Confused stars but probably three of them
This was a Sophie recommendation and is her favorite book! I have complicated feelings about it, but the writing style was beautiful and I loved the world and I loved how much of Sophie you can see in all of the themes and tropes.
Vampire Hunter D by Hideyuki Kikuchi 




Five stars I don't even care
I've actually read a good chunk of the Vampire Hunter D books before (this is the first one in a long series) and I'm re-reading them with the intent to finish the whole series. They're bad! I love them! I think the phrase has fallen out of style but D is definitely what I would've called a "Mary Sue" back in the day; he is so beautiful he flusters men and women both, he has essentially all the strengths of a vampire and minimal to no weaknesses, he's (spoiler tagging in case anyone cares)

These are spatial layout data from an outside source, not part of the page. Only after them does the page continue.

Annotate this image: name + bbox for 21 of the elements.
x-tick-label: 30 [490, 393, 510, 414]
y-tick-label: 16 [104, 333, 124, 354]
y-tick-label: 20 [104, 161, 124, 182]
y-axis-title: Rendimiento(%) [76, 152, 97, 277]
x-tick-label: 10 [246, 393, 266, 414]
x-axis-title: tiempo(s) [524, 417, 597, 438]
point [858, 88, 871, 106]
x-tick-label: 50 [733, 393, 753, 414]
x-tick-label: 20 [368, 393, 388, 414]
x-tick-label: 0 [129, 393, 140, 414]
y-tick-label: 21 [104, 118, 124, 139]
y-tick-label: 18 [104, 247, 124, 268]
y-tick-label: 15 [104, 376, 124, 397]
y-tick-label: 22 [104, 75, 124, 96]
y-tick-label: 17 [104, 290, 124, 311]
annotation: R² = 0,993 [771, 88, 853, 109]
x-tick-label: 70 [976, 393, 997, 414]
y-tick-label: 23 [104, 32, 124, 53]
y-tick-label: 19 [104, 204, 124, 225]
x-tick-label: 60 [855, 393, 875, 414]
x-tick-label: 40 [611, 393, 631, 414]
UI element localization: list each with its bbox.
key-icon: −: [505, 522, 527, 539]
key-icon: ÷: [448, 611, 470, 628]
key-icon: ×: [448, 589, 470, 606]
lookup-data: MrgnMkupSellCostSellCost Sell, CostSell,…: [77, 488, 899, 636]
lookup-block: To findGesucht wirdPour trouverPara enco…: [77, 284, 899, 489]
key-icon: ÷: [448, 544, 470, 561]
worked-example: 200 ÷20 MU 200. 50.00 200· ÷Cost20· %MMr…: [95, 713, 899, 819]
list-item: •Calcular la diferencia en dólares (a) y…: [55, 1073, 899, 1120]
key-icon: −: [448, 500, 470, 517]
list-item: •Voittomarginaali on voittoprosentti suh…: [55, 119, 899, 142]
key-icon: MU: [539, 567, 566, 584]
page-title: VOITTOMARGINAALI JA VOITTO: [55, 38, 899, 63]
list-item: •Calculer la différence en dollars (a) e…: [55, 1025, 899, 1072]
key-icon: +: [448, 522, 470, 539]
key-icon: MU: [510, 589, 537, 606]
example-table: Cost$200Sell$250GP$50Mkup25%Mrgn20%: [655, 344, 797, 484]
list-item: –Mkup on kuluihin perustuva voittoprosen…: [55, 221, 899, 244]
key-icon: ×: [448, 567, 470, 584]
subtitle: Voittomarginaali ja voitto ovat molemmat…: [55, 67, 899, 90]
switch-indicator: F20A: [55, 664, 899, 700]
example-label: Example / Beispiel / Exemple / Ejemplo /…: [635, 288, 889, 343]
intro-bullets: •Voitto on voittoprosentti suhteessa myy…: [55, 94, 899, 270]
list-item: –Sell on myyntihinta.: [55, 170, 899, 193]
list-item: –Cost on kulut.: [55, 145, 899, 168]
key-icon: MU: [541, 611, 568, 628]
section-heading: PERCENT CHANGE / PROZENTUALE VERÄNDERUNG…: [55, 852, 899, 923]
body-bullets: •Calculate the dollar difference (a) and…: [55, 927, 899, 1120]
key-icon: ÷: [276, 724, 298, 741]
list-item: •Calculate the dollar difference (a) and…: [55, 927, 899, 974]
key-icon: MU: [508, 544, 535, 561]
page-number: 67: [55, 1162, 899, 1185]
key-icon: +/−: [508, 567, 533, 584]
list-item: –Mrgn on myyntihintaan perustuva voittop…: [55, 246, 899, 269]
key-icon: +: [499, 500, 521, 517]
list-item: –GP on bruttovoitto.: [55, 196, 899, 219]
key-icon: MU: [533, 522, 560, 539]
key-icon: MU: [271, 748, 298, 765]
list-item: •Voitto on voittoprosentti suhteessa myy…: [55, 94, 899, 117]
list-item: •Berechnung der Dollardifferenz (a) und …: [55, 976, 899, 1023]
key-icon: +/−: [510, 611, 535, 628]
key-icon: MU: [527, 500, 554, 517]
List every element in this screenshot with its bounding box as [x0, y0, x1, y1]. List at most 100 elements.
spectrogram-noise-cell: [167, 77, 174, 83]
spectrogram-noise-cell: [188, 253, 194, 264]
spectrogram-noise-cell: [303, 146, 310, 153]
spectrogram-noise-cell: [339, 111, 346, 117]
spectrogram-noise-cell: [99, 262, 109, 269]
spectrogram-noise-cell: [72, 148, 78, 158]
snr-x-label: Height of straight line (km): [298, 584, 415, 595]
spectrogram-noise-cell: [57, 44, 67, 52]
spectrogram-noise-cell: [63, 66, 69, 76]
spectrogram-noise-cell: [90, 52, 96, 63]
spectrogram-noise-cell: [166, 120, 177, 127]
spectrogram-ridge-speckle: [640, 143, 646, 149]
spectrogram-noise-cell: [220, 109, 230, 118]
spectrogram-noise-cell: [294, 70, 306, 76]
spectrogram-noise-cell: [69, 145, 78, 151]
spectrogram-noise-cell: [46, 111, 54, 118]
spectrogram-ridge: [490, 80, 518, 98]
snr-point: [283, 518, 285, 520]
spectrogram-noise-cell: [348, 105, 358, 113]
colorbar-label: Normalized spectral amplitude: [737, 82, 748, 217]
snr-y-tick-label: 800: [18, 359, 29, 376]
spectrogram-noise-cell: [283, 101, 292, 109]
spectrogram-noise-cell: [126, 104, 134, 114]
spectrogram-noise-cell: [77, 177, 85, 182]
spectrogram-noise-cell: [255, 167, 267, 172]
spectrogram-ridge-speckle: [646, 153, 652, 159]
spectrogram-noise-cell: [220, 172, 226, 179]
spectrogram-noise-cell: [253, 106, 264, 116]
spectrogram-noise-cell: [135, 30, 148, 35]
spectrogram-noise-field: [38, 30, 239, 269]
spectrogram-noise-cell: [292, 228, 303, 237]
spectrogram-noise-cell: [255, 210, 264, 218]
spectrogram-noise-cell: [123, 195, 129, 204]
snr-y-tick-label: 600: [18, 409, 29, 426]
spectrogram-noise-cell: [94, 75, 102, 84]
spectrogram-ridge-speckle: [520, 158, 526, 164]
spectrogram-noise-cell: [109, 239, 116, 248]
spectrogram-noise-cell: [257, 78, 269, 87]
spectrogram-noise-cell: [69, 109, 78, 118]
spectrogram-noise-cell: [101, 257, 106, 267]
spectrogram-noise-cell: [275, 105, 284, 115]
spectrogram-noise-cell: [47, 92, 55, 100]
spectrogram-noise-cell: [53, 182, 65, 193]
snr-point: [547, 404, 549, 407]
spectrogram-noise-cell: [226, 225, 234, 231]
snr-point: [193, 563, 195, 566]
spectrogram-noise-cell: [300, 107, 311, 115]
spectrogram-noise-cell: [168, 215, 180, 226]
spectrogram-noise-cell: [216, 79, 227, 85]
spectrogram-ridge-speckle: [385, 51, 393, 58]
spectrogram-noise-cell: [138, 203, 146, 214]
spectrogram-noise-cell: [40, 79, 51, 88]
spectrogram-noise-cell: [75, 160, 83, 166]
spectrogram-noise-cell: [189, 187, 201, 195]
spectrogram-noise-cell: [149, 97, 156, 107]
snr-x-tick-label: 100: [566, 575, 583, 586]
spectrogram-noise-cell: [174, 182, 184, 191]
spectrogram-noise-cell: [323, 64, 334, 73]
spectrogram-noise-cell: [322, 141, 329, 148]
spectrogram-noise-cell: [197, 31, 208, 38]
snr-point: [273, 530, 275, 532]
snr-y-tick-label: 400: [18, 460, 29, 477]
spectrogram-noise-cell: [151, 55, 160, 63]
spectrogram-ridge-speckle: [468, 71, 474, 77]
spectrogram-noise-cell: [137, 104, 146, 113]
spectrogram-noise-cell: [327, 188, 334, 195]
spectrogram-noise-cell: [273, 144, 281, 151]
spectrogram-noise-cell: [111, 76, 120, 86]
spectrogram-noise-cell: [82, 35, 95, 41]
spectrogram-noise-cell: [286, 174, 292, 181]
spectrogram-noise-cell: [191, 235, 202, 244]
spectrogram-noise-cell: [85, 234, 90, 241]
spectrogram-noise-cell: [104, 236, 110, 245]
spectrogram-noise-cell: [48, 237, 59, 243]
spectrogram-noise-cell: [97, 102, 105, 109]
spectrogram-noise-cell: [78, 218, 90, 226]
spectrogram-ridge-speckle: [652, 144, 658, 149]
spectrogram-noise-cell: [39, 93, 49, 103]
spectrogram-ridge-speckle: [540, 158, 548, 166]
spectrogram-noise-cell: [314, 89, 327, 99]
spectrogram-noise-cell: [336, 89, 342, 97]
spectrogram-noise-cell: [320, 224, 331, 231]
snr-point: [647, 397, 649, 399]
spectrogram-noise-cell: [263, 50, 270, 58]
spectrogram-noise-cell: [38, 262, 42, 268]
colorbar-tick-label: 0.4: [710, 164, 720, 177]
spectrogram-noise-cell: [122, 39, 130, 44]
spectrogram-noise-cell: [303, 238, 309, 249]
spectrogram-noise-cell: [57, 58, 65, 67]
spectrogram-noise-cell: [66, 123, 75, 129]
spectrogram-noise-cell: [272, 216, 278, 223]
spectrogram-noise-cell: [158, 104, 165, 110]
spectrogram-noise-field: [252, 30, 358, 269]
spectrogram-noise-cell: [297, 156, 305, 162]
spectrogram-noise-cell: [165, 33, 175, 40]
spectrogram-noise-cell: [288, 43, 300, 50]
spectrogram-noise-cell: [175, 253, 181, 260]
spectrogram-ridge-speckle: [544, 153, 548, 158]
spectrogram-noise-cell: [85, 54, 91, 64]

basically the son of Dracula (who in this universe is the most powerful vampire to ever exist) and Mina Harker
and of course to top it all off he's incredibly noble and kind. If he has a flaw it's that sometimes his vampire nature causes him to lust for blood but even that's presented in a way that's obviously supposed to be hot versus actually horrific. The world is a sci-fi post-apocalypse where humanity has gone back to the feudal era but still has most of their old technology, so it's like laser guns and mechanical horses but also giant castles and swords. The entire book is narrated in a weird style that probably has a fancy and official name but I'd describe it as an omniscient narrator who doesn't know the characters' inner thoughts at all, so it's narrating via their actions as if the book were a dramatic stage play.
I eat all that shit up, I won't lie.
That's it so far! Like I said, not prolific, but I'm chugging along and it's nice to be reading again. (And Kushiel's Dart did slow me down, it was over 900 pages!) It's also very much a thing that the more I do it the more I make time for it, so I'm already digging into the next VHD book.